Clearly, it's not like I've thought this through carefully and am not claiming this particular example is really ergonomic, but hopefully this illustrates the point I'm trying to make.

It would not need to look like Excel, but I think the jump from spreadsheet -> Python may be a step too far for the average user than, say, spreadsheet -> some functional approach.

  • Glad to hear you're a fan! You're right, Mito is not designed to cover all of Excel's use cases. Mito focuses on rectangular datasets that fit nicely into a pandas dataframe ... at least for now. So the types of use cases that we're looking for is data cleaning, pivoting, etc. If you're building an LBO, Mito is not the tool for you.

    It seems like what your proposing is almost a wrapper around pandas functionality to make the language easier to read for Excel users. I think that's a super interesting approach which we honestly haven't thought that much about. As a rule of thumb for Mito right now, any spreadsheet formula gets generated as a Mito formula (ie: using an IF statement in the Mito spreadsheet generates the code IF(A > B, 1, 0) instead of the Pandas code) and anything else is raw pandas code (ie: pivot tables, merges, add column).

    In general, we've been thinking about trying to move more of the code to the raw python approach since we've heard things like "not seeing the raw script makes the code unproductionizable" etc. But I also see your point that beginning Python users might prefer readable code over Python code. If we took that approach, users would still get the reproducibility, auditability, and ability to use a spreadsheet interface on large datasets, they'd just sacrifice any semblance of learning Python. That's great food for thought!

>When it comes to data analytics IDEs there is a fundamental tradeoff between staring at the data or staring at the transformations.

That is an interesting point regarding Excel vs Python. But no-code, flow-based data transformation tools such as Easy Data Transform (my own product), Alteryx and Tableau Prep offer a different approach, by having a canvas of transformations and allowing you to see the data after each transformation with a click. This loses some of the massive flexibility of Excel, but also has a lot of advantages, including: no syntax to remember and the transformations are much more visible and easy to reverse.

So I have been using Excel every day for 13 years as an actuary. I'm also involved in the management of software project in c++.

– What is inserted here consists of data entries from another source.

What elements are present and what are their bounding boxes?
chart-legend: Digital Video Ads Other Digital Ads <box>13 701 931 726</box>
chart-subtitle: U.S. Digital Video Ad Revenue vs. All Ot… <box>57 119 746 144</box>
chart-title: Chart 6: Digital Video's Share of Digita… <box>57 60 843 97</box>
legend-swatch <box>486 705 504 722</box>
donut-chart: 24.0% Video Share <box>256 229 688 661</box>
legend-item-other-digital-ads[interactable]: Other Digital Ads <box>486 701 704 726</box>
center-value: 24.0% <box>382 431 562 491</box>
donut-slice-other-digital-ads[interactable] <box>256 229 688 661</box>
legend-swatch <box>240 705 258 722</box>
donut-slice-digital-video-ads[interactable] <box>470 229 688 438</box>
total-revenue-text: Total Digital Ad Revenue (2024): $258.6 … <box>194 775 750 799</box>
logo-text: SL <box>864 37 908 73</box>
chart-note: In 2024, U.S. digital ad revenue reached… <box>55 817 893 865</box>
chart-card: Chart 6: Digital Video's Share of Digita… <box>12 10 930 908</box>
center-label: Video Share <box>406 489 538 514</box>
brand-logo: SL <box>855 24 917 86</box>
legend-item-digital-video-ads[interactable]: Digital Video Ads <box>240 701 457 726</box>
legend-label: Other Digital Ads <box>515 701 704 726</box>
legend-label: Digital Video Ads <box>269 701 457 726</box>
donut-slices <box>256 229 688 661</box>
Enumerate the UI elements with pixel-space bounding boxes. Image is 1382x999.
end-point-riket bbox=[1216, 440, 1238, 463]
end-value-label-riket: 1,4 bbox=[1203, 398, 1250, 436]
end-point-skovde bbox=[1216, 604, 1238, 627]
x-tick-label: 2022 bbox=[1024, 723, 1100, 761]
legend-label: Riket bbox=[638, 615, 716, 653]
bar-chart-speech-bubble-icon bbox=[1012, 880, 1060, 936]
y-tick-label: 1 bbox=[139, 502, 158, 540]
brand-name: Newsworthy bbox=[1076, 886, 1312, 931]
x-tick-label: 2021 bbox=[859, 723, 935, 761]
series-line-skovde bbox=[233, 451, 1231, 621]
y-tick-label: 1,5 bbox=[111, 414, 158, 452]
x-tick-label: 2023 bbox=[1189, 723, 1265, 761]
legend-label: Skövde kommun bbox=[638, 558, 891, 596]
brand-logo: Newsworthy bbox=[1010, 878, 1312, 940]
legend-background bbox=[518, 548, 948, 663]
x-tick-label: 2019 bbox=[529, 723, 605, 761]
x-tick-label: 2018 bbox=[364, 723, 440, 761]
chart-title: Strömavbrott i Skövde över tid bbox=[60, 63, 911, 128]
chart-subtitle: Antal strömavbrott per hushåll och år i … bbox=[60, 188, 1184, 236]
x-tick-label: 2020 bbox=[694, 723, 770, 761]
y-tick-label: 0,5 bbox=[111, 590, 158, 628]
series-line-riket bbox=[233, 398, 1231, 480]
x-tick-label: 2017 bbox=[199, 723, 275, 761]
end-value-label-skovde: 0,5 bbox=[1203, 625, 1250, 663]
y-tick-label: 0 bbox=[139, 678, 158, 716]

You are correct. It's a combination of REPL like behaviour and being able to see the entire state at once that does it. Excel is the most agile programming environment known to man.

  • Completely agree from my actuarial experience too. Do you find in practice though that often Excel is only part of the workflow and that a lot of the agility is lost because it's using output from a (often black box) modelling tool that is doing a lot of the computational heavy lifting?

Just curious: Is the name "Mito" derived from "mitochondrion", as in the "mitochondrion is the powerhouse of the (ex)cell" meme? :)

  • Sorry for just getting back to this, but yes it is! Almost nobody picks up on it, so color me impressed.